The collective acknowledges that according to the sexist, racist society that we exist in, to be a woman and to be a black woman is to be at the bottom, However they find strength in this position.

 

 

we might use our position at the bottom, however, to make a clear leap into revolutionary action. If black women were free it would mean that everyone else would have to be free since our freedom would necessitate the destruction of all systems of oppression”

 

 

According to the social identity theory in psychology, one’s place in society will dictate their self-esteem. Therefore, black women and girls, should have low self-esteem and self-worth. But the social identity theory is just a theory and there is freedom at the bottom.

I live at the intersection of race and gender. And while I have received the stark societal messages that I am of low value, I refuse to believe that the place that I have been ascribed in society by my body should dictate my self-worth. While there is empirical evidence to support the social identity theory, I believe it is more beneficial to align myself with the freedom that the Combahee River Collective write about.

 

While the experience of sexism for black women and girls is fundamentally different from that of white women, all women live in a culture of rape. Everywhere around us, the personal power of women is taken away and human beings are reduced to a singular body part. Our culture has enabled men to look at women as a singular body part, a tool for their pleasure that they are entitled to use whenever they want to, no permission necessary. 

 

Tarana Burke, the founder of the #MeToo is all too familiar with lack of value that society has placed on black women and girls. The social identity that women of color have and it’s negative impact on their self-esteem but it does not have to be this way and that is the central foundation of her work.

Self-esteem is related to self-efficacy, the belief that you are capable of something. Burke started her work in school systems working to build up young women and girls. Through her work with these young girls, she began to see the pervasiveness of sexual violence and the devastating toll that it takes among all facets of a young girl’s life. “Sexual violence does not discriminate but the response to that violence does”

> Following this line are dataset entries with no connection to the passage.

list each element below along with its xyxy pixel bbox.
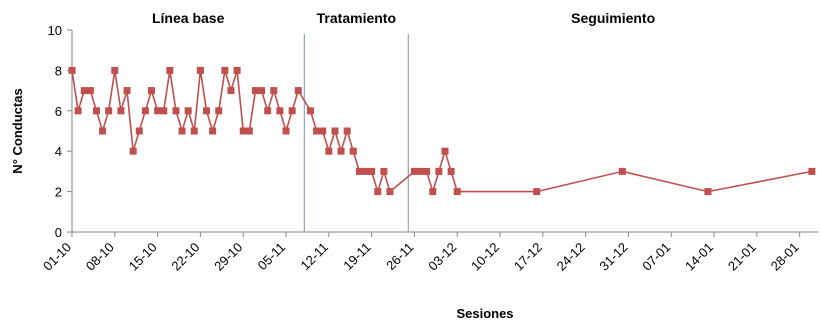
data-point <box>245 127 253 135</box>
data-point <box>135 127 143 135</box>
x-tick-label: 14-01 <box>682 240 716 274</box>
data-point <box>331 127 339 135</box>
data-point <box>258 87 266 95</box>
data-point <box>68 66 76 74</box>
data-point <box>196 66 204 74</box>
data-point <box>264 107 272 115</box>
x-tick-label: 26-11 <box>383 240 416 273</box>
data-point <box>362 167 370 175</box>
data-point <box>306 107 314 115</box>
data-point <box>209 127 217 135</box>
x-tick-label: 03-12 <box>425 240 459 274</box>
y-tick-label: 10 <box>48 23 62 38</box>
data-point <box>99 127 107 135</box>
phase-label: Tratamiento <box>317 10 396 26</box>
data-point <box>355 167 363 175</box>
x-tick-label: 08-10 <box>83 240 117 274</box>
x-tick-label: 21-01 <box>725 240 759 274</box>
x-tick-label: 17-12 <box>511 240 545 274</box>
data-point <box>533 188 541 196</box>
data-point <box>221 66 229 74</box>
data-point <box>349 147 357 155</box>
x-tick-label: 01-10 <box>40 240 74 274</box>
data-point <box>172 107 180 115</box>
x-tick-label: 24-12 <box>554 240 588 274</box>
y-tick-label: 6 <box>55 104 62 119</box>
data-point <box>111 66 119 74</box>
x-tick-label: 29-10 <box>211 240 245 274</box>
y-axis-title: N° Conductas <box>10 88 25 173</box>
x-tick-label: 10-12 <box>468 240 502 274</box>
data-point <box>141 107 149 115</box>
x-tick-label: 19-11 <box>340 240 373 273</box>
x-tick-label: 07-01 <box>639 240 673 274</box>
data-point <box>618 167 626 175</box>
x-tick-label: 05-11 <box>255 240 288 273</box>
phase-label: Seguimiento <box>571 10 655 26</box>
data-point <box>147 87 155 95</box>
y-tick-label: 8 <box>55 63 62 78</box>
y-tick-label: 4 <box>55 144 62 159</box>
data-point <box>808 167 816 175</box>
data-point <box>441 147 449 155</box>
data-point <box>154 107 162 115</box>
data-point <box>178 127 186 135</box>
data-point <box>282 127 290 135</box>
data-point <box>203 107 211 115</box>
x-tick-label: 28-01 <box>768 240 802 274</box>
data-point <box>184 107 192 115</box>
data-point <box>374 188 382 196</box>
data-point <box>410 167 418 175</box>
data-point <box>337 147 345 155</box>
data-point <box>129 147 137 155</box>
data-point <box>704 188 712 196</box>
data-point <box>74 107 82 115</box>
x-tick-label: 12-11 <box>297 240 330 273</box>
data-point <box>313 127 321 135</box>
data-point <box>270 87 278 95</box>
data-point <box>288 107 296 115</box>
x-tick-label: 15-10 <box>126 240 160 274</box>
x-tick-label: 31-12 <box>596 240 630 274</box>
data-point <box>227 87 235 95</box>
data-point <box>251 87 259 95</box>
data-point <box>319 127 327 135</box>
data-point <box>160 107 168 115</box>
data-point <box>453 188 461 196</box>
data-point <box>380 167 388 175</box>
y-tick-label: 0 <box>55 225 62 240</box>
data-point <box>166 66 174 74</box>
y-tick-label: 2 <box>55 185 62 200</box>
data-point <box>86 87 94 95</box>
data-point <box>435 167 443 175</box>
data-point <box>276 107 284 115</box>
data-point <box>368 167 376 175</box>
x-tick-label: 22-10 <box>168 240 202 274</box>
data-point <box>447 167 455 175</box>
data-point <box>190 127 198 135</box>
data-point <box>80 87 88 95</box>
data-point <box>233 66 241 74</box>
data-point <box>215 107 223 115</box>
data-point <box>123 87 131 95</box>
data-point <box>92 107 100 115</box>
data-point <box>417 167 425 175</box>
data-point <box>105 107 113 115</box>
data-point <box>117 107 125 115</box>
x-axis-title: Sesiones <box>456 306 513 321</box>
phase-label: Línea base <box>152 10 225 26</box>
data-point <box>294 87 302 95</box>
data-point <box>423 167 431 175</box>
data-point <box>386 188 394 196</box>
data-point <box>239 127 247 135</box>
data-point <box>429 188 437 196</box>
data-point <box>325 147 333 155</box>
data-point <box>343 127 351 135</box>
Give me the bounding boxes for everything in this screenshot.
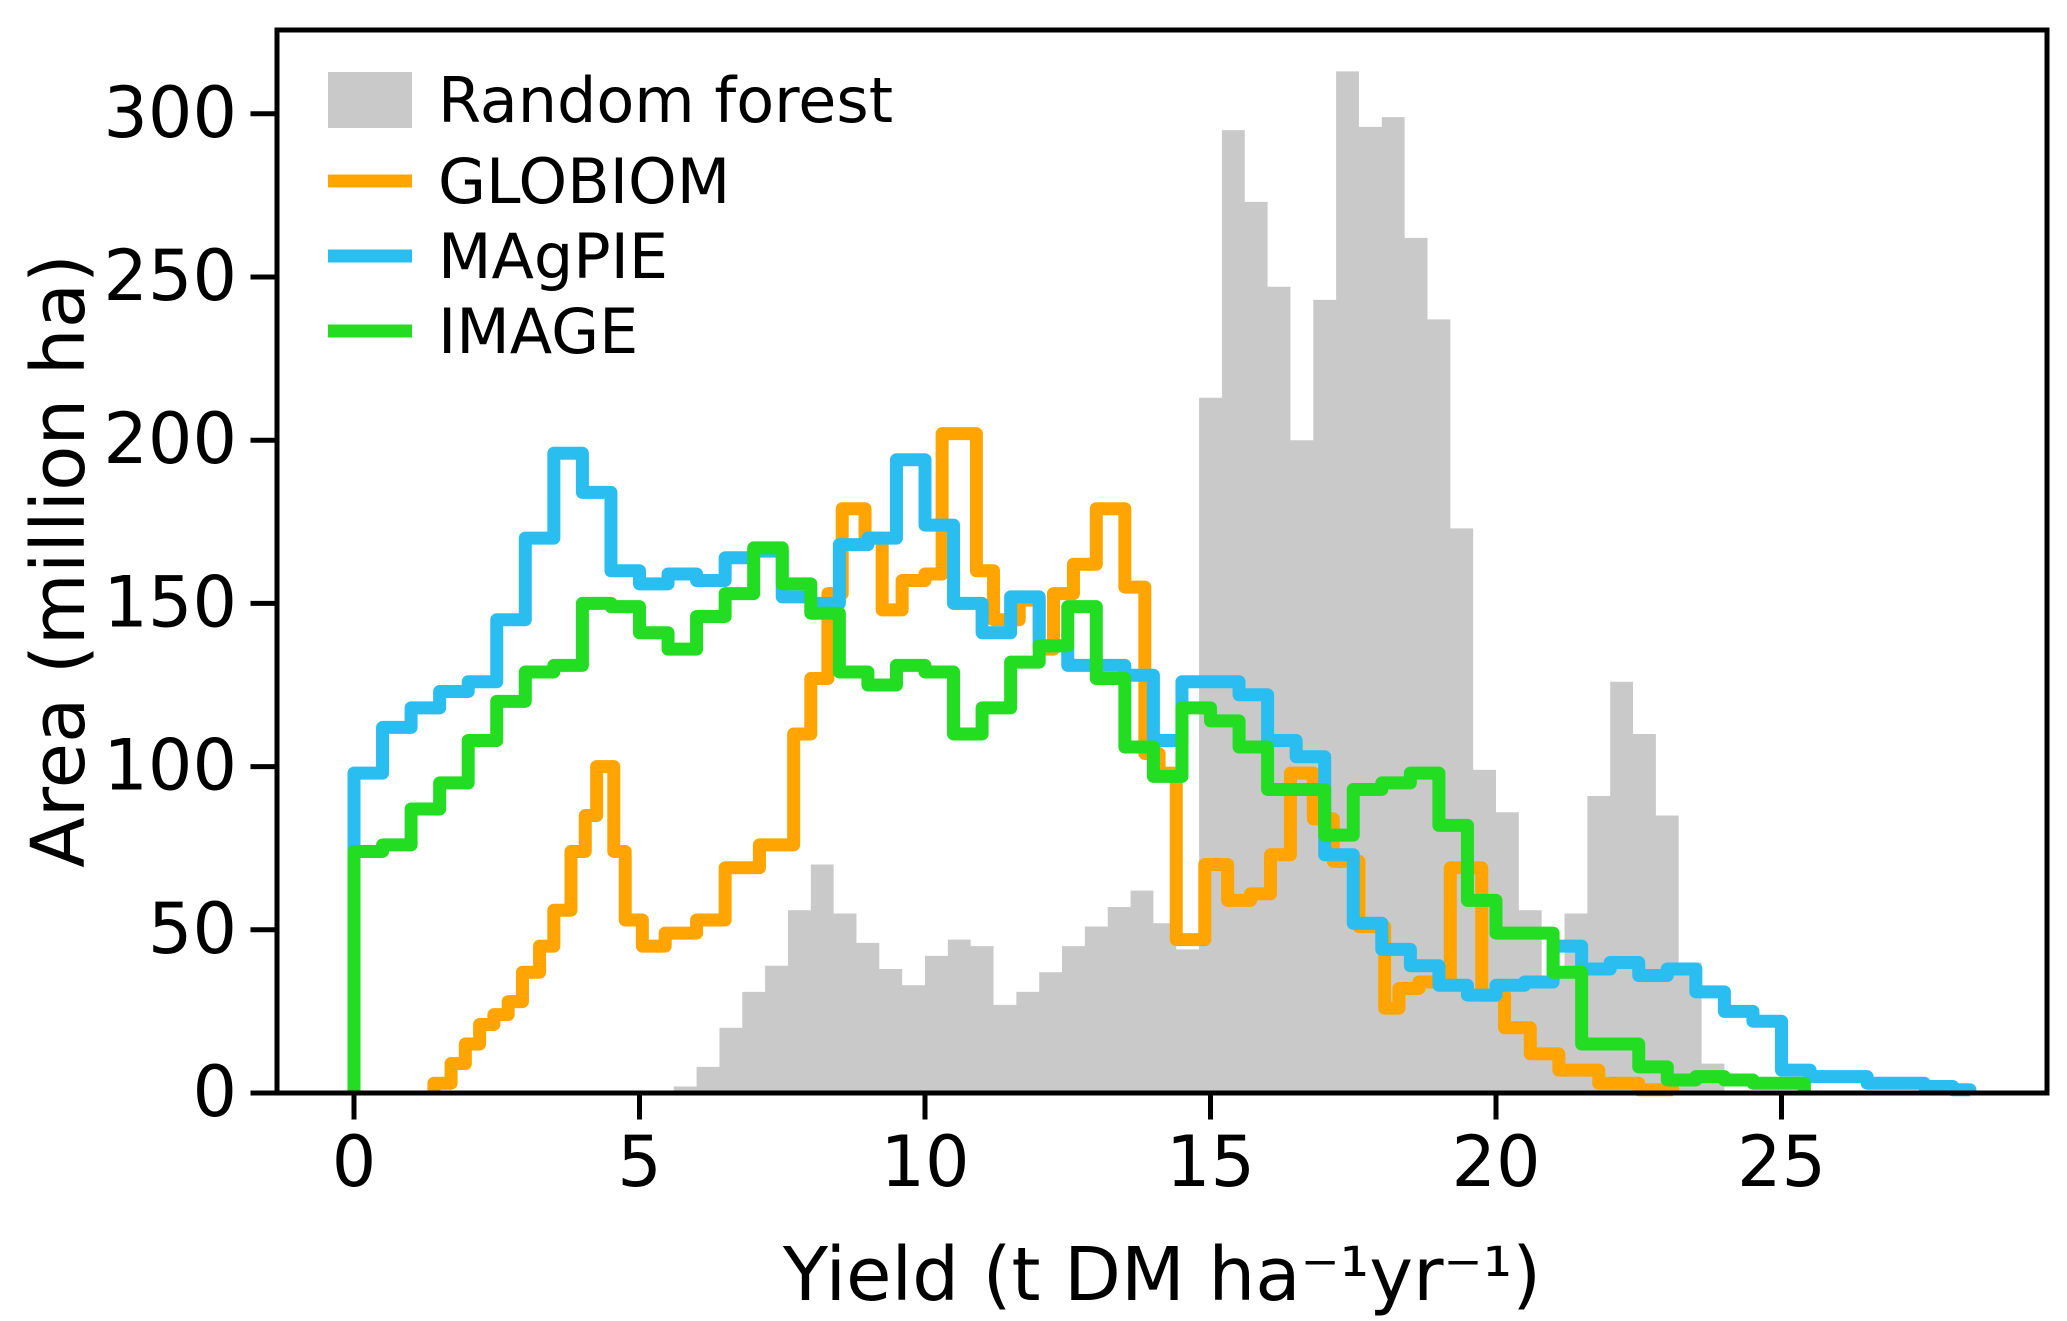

We as a society have been trained to recognize trauma in young white girls but not in young black girls.

” You want a leader who raises up the most marginalized members of a group”

 

All women in society have been told that their place is to make others comfortable, to lower their voice as someone important speaks and to be seen and not heard. All of these roles lack personal agency and power. Sexual assault violently strips one’s personal agency but in our everyday lives, do we let it go?

 

Women have been socialized to give up their personal power to make men feel better, to prop men up, to make themselves and appropriate amount of small and silent, women are constantly and unknowingly giving up their personal power.

 

An underlying message that Burke never explicitly said was that of personal power. She does not define herself or any other survivor by what happened to them. She does not owe anyone her story and the details of what happened to her and she encourages others to do the same. She empowers women who feel compelled to share their story in particular spaces on their own admission.

 

In a world where black and brown girls are constantly getting messages about their inadequacy, lack of worth and subordination, Burke is helping those women reclaim their power.